[r-t] Jump change notation
Andrew Johnson
andrew_johnson at uk.ibm.com
Sun May 17 17:09:28 UTC 2015
> From: Don Morrison <dfm at ringing.org>
> On Sun, May 17, 2015 at 2:47 AM, Glenn Taylor
> <gaataylor at blueyonder.co.uk> wrote:
> > FWIW, when Cambridge Jump was first published in the RW in about 1979
the
> > notation used was along the lines of:
> >
> > -3-(4.2)-2 etc.
> >
> > the "novelty" being that the bracketed part indicated that the next
row was
> > the end result of applying 14 followed by 12. Whilst less mathematical
and
> > perhaps a little more cumbersome than the notation used for
permutations and
> > cycles, it does have the benefit of retaining current notation (apart
from
> > the need to understand the purpose of the brackets) and thereby being
> > "accessible" to the non-mathematical interested party.
>
> Thank you. I'd completely forgotten about this.
>
> It has the virtue of being entirely clear how to go from the notation
> to a permutation. On the other hand, it seems exceedingly unclear how
> to go from a permutation to the notation! For the simple treble jump
> cases it works easily, but for more arbitrary jump changes you end up
> having to compose more than two ordinary changes. In general do you
> not have to assemble a sort of mini-composition or mini-method to get
> between two arbitrary rows? And in general do you not have a host of
> alternative possibilities to choose between (infinite, I think, though
> you could undoubtedly come up with some rules that at least bound
> things, probably to no more than N-1 ordinary changes to be composed,
> where N is the stage)? Is there an obvious choice for a canonical
> representative among them?
>
> I'm intrigued by your implication that it is more accessible than the
> alternatives. Ander's version simply names the bells (well, places)

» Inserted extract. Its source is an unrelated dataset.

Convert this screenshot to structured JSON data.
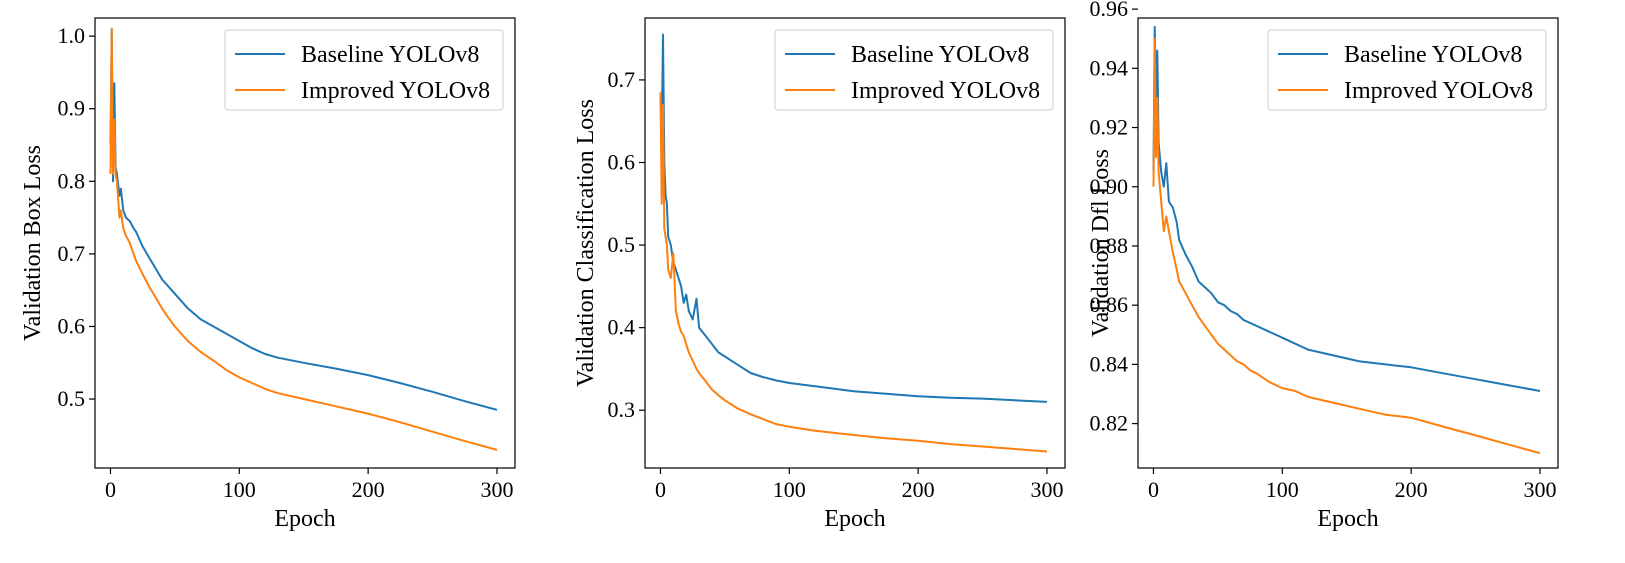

> that jump. That seems perfectly accessible to the naive user. Is it
> that it is unclear how to figure out what the other bells do that
> makes it seem more "mathematical" to you? And the brute force of
> simply writing down the permutation seems well within the normal scope
> of what ringers do--it's the same as dealing with a lead head, course
> head or coursing order--what am I missing that makes that less
> accessible?
>
> Anyway, as part of seriously considering this fourth possibility, does
> anyone have a suitable algorithm for going from an arbitrary
> permutation to something in this notation? The opposite need as in
> schemes (2) and (3) in my previous message.
>
The obvious algorithm is have a change where you swap bells which are out
of order (starting from the front just to make the choice definitive),
then see what you get and repeat the process until you get to the target
change. It even works for non-jump changes.
E.g.
13572468 -> 17432865
13754286 = 12
17345286 = 1678
17432586 = 1278
17432856 = 123458
17432865 = 123456
You can also put the place notation into a non-jump change aware program -
it might be false, but it will end up at the right row.